O’Reilly’s former colleagues at CBS have said he never reported from the remote islands during the war; O’Reilly has said he was referring to his coverage of a postwar demonstration in Buenos Aires that turned violent. Mother Jones, as well as O’Reilly’s former CBS colleagues, have disputed O’Reilly’s claim that the riot represented “a war zone” and that Argentine soldiers “slaughtered” civilians during the demonstration.
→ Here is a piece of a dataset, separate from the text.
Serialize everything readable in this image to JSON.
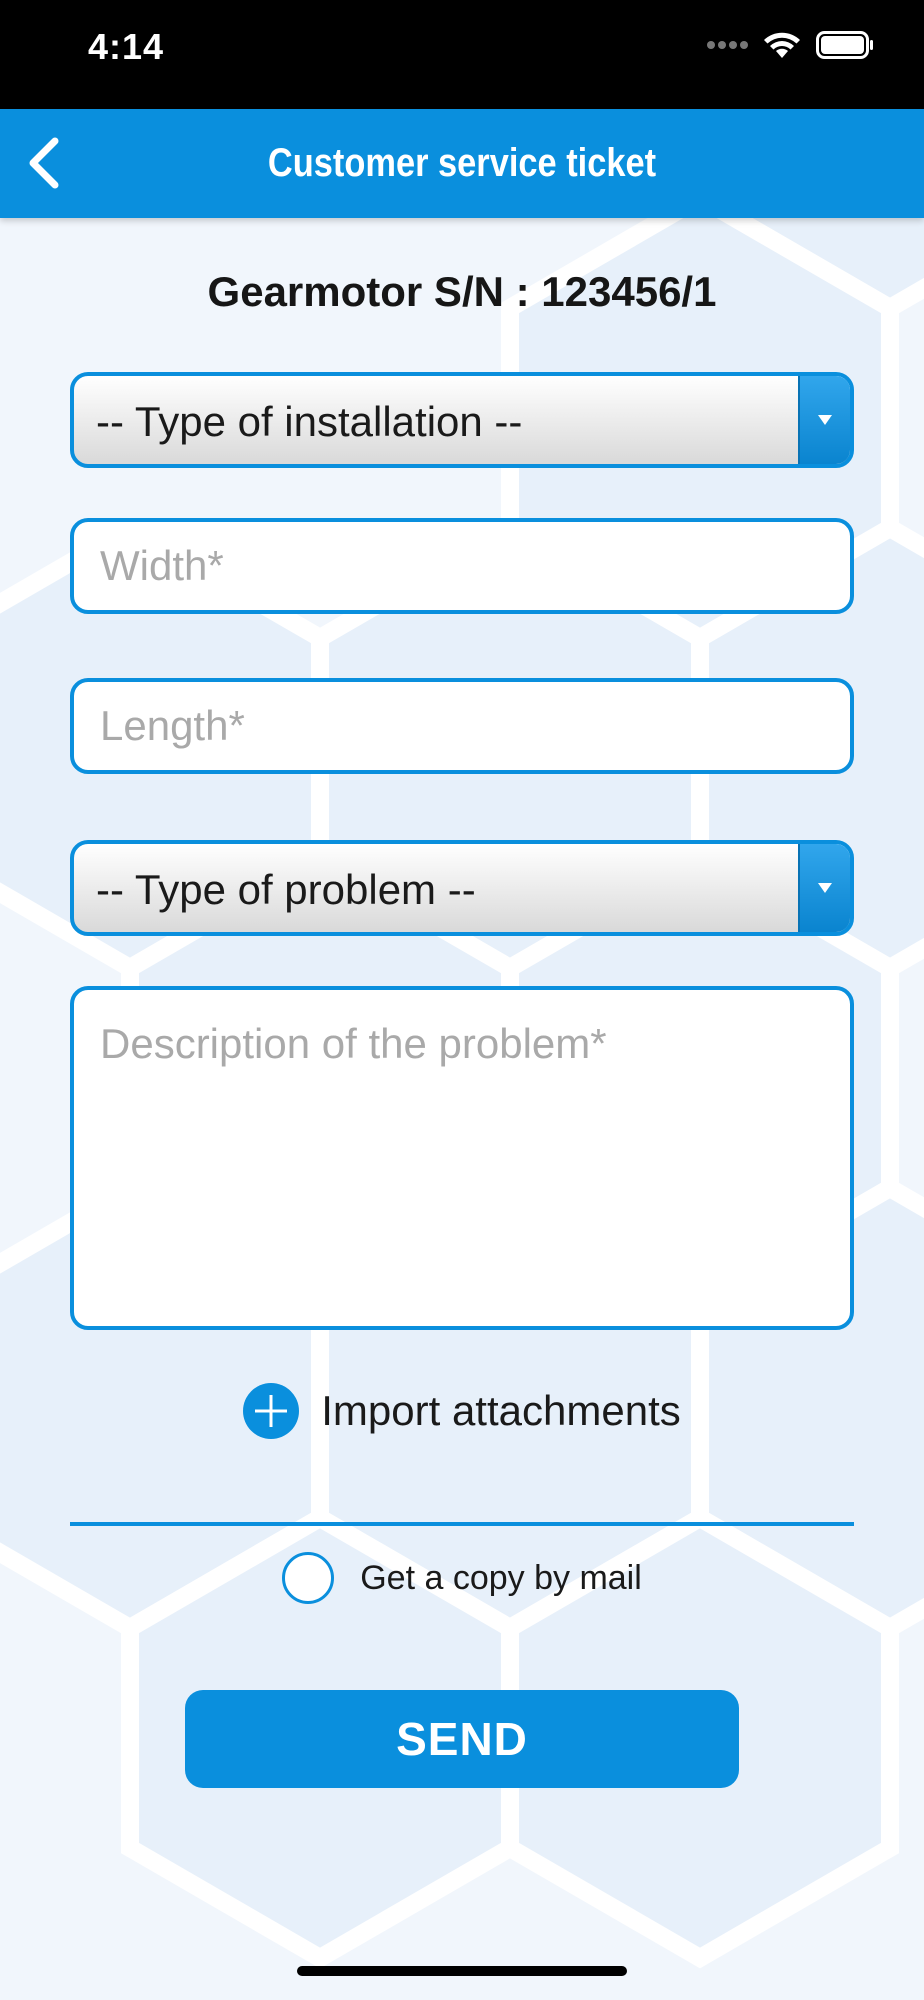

They have also questioned O’Reilly’s repeated claim that he was “in the Falklands” when he acknowledges that the closest he came, Buenos Aires, is 1,200 miles away.
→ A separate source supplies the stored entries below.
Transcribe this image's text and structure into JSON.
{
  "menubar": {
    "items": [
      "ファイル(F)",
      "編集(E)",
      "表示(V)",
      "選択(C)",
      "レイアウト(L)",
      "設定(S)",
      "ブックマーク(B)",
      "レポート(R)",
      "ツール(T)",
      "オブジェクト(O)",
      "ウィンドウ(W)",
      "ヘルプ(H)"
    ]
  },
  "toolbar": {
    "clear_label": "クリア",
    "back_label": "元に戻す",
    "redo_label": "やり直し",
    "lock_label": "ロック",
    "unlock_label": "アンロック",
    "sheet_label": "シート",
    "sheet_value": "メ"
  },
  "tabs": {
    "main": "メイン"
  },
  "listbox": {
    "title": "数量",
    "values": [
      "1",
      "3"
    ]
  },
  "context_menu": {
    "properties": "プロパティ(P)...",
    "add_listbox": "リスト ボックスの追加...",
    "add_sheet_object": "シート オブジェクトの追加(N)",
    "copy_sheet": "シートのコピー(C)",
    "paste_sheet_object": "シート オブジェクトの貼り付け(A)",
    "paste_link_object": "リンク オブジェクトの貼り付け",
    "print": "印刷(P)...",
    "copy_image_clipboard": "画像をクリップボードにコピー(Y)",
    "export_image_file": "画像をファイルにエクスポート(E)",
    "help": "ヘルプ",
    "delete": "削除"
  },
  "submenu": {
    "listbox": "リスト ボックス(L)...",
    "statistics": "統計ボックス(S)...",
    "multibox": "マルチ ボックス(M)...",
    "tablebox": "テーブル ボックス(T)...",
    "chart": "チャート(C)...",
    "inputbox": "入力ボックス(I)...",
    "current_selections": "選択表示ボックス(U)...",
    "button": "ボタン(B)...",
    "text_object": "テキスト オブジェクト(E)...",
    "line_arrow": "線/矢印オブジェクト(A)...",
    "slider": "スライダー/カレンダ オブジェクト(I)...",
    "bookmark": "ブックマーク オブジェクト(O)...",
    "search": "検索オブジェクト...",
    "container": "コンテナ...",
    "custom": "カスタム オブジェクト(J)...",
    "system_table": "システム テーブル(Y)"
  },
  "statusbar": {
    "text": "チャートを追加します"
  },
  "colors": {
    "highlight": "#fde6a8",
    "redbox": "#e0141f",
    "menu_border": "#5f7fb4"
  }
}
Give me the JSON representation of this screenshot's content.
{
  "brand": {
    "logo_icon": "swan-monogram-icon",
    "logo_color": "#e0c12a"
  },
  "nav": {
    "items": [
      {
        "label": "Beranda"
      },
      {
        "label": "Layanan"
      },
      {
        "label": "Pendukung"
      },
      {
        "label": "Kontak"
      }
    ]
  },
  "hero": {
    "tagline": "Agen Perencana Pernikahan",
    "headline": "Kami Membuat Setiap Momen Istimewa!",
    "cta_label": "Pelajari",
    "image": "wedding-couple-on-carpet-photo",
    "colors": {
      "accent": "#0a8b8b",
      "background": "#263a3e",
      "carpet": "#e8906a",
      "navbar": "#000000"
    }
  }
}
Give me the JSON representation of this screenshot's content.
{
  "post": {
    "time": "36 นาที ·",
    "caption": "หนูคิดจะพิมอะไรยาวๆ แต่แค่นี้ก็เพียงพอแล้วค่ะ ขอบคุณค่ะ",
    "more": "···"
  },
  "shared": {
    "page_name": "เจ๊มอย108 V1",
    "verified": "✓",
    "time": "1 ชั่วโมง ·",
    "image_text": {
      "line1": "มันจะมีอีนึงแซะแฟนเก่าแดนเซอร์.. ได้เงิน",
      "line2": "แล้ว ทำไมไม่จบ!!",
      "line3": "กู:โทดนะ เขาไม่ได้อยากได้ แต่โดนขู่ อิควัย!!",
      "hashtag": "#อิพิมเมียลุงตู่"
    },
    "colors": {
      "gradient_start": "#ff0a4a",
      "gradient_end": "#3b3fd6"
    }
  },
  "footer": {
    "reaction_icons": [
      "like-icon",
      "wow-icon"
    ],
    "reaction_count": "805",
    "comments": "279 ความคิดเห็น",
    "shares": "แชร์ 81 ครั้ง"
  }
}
O’Reilly, of course, has begged to differ, and in no uncertain terms.

In doing so, he has reversed the usual crisis-management strategy, which is to recite the facts clearly and simply and then get out of the way, said Lanny Davis, the veteran Washington crisis manager who advised President Bill Clinton during the Monica Lewinsky scandal and Redskins owner Daniel Snyder on the team’s controversial name, among a string of high-profile cases.
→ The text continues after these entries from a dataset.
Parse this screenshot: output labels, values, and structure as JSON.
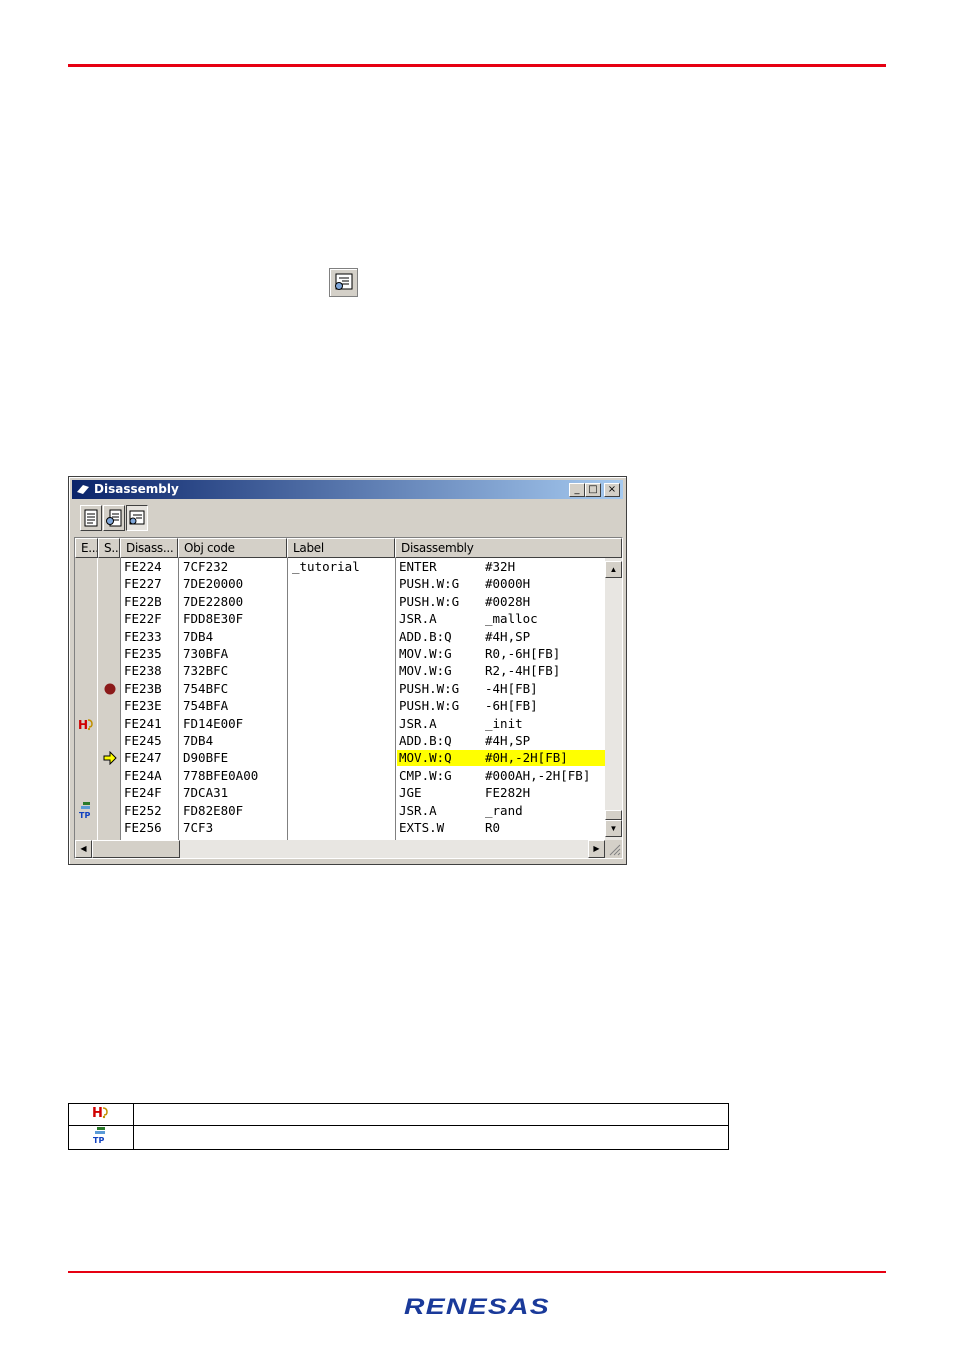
{
  "window": {
    "title": "Disassembly",
    "controls": {
      "minimize": "_",
      "maximize": "□",
      "close": "×"
    }
  },
  "toolbar": {
    "buttons": [
      {
        "icon": "source-view-icon",
        "pressed": false
      },
      {
        "icon": "mixed-view-icon",
        "pressed": false
      },
      {
        "icon": "disassembly-view-icon",
        "pressed": true
      }
    ]
  },
  "columns": [
    "E...",
    "S..",
    "Disass...",
    "Obj code",
    "Label",
    "Disassembly"
  ],
  "rows": [
    {
      "addr": "FE224",
      "obj": "7CF232",
      "label": "_tutorial",
      "mnemonic": "ENTER",
      "operand": "#32H"
    },
    {
      "addr": "FE227",
      "obj": "7DE20000",
      "label": "",
      "mnemonic": "PUSH.W:G",
      "operand": "#0000H"
    },
    {
      "addr": "FE22B",
      "obj": "7DE22800",
      "label": "",
      "mnemonic": "PUSH.W:G",
      "operand": "#0028H"
    },
    {
      "addr": "FE22F",
      "obj": "FDD8E30F",
      "label": "",
      "mnemonic": "JSR.A",
      "operand": "_malloc"
    },
    {
      "addr": "FE233",
      "obj": "7DB4",
      "label": "",
      "mnemonic": "ADD.B:Q",
      "operand": "#4H,SP"
    },
    {
      "addr": "FE235",
      "obj": "730BFA",
      "label": "",
      "mnemonic": "MOV.W:G",
      "operand": "R0,-6H[FB]"
    },
    {
      "addr": "FE238",
      "obj": "732BFC",
      "label": "",
      "mnemonic": "MOV.W:G",
      "operand": "R2,-4H[FB]"
    },
    {
      "addr": "FE23B",
      "obj": "754BFC",
      "label": "",
      "mnemonic": "PUSH.W:G",
      "operand": "-4H[FB]"
    },
    {
      "addr": "FE23E",
      "obj": "754BFA",
      "label": "",
      "mnemonic": "PUSH.W:G",
      "operand": "-6H[FB]"
    },
    {
      "addr": "FE241",
      "obj": "FD14E00F",
      "label": "",
      "mnemonic": "JSR.A",
      "operand": "_init"
    },
    {
      "addr": "FE245",
      "obj": "7DB4",
      "label": "",
      "mnemonic": "ADD.B:Q",
      "operand": "#4H,SP"
    },
    {
      "addr": "FE247",
      "obj": "D90BFE",
      "label": "",
      "mnemonic": "MOV.W:Q",
      "operand": "#0H,-2H[FB]"
    },
    {
      "addr": "FE24A",
      "obj": "778BFE0A00",
      "label": "",
      "mnemonic": "CMP.W:G",
      "operand": "#000AH,-2H[FB]"
    },
    {
      "addr": "FE24F",
      "obj": "7DCA31",
      "label": "",
      "mnemonic": "JGE",
      "operand": "FE282H"
    },
    {
      "addr": "FE252",
      "obj": "FD82E80F",
      "label": "",
      "mnemonic": "JSR.A",
      "operand": "_rand"
    },
    {
      "addr": "FE256",
      "obj": "7CF3",
      "label": "",
      "mnemonic": "EXTS.W",
      "operand": "R0"
    }
  ],
  "markers": {
    "breakpoint_row": 7,
    "pc_row": 11,
    "event_h_row": 9,
    "event_tp_row": 14
  },
  "colors": {
    "accent_red": "#e60012",
    "highlight": "#ffff00",
    "title_start": "#0a246a",
    "title_end": "#a6caf0",
    "breakpoint": "#8b1a1a"
  },
  "legend": [
    {
      "icon": "hardware-break-icon",
      "text": ""
    },
    {
      "icon": "trace-point-icon",
      "text": ""
    }
  ],
  "brand": "RENESAS"
}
“I would have advised Bill to get out all the facts about what happened first before attacking,” said Davis, who has appeared many times on O’Reilly’s show and considers him a friend. “You can’t avoid the facts, so get them out there. And if you made a mistake, admit it quickly.”

Davis also advises his clients against attacking an accuser’s motives. “Even if you’re right, it looks like you’re changing the subject or avoiding the merits of the case,” he said.

Although the two situations aren’t entirely analogous, Fox’s response to the Mother Jones story is in stark contrast to NBC News’ reaction to allegations surrounding Brian Williams, its lead anchor.

When first challenged late last month about the authenticity of his stories about coming under fire during the Iraq war, Williams apologized and said little else. When further allegations emerged, NBC launched an investigation, and Williams voluntarily took himself off the air. Six days after the story emerged, NBC suspended him without pay for six months, effectively putting an end to the story.

By contrast, Fox has given no indication that it intends to investigate O’Reilly’s Falklands statements, let alone discipline him for them. The network issued a one-sentence statement over the weekend: “Fox News chairman and CEO Roger Ailes and all senior management are in full support of Bill O’Reilly.”

That suggests O’Reilly and Ailes may even view the controversy surrounding their star not as a crisis but as a brand-building opportunity, said a New York communications specialist, who spoke on the condition of anonymity because he works with several TV networks. The executive said O’Reilly’s attack strategy is in keeping with his pugilistic image and with Fox News’ self-promotion as the “fair and balanced” alternative to the liberal media. By making the avowedly liberal Corn and Mother Jones the issue, “Fox News has turned this into another partisan shouting match,” he said.

Fox insiders say neither O’Reilly nor Fox intended to prolong the story by making his threatening comment to New York Times reporter Emily Steel on Monday. But they said O’Reilly had no plans to apologize, either.

Nor does Corn have much hope that the network will apologize to him for O’Reilly’s suggestion that the Mother Jones writer should be in “the kill zone.” (O’Reilly has called that statement “simply a slang expression.”)

“In any other media enterprise, if [an employee] said a reporter should be ‘put in a kill zone,’ it would cause the company to review, or maybe to issue a statement distancing themselves from the comment,” said Corn, a former Fox contributor. “Can you imagine how crazy Fox would go if [CNN host] Anderson Cooper said Bill O’Reilly should be put in the kill zone?”

Added Corn: “It seems clear to me that his strategy is to throw anything he can against this and hope volume trumps the facts. I’m dealing with the facts. That’s not what they’ve chosen to do. This feels more to me like a political campaign than a truth-discerning mission.”
Paul Farhi is The Washington Post's media reporter.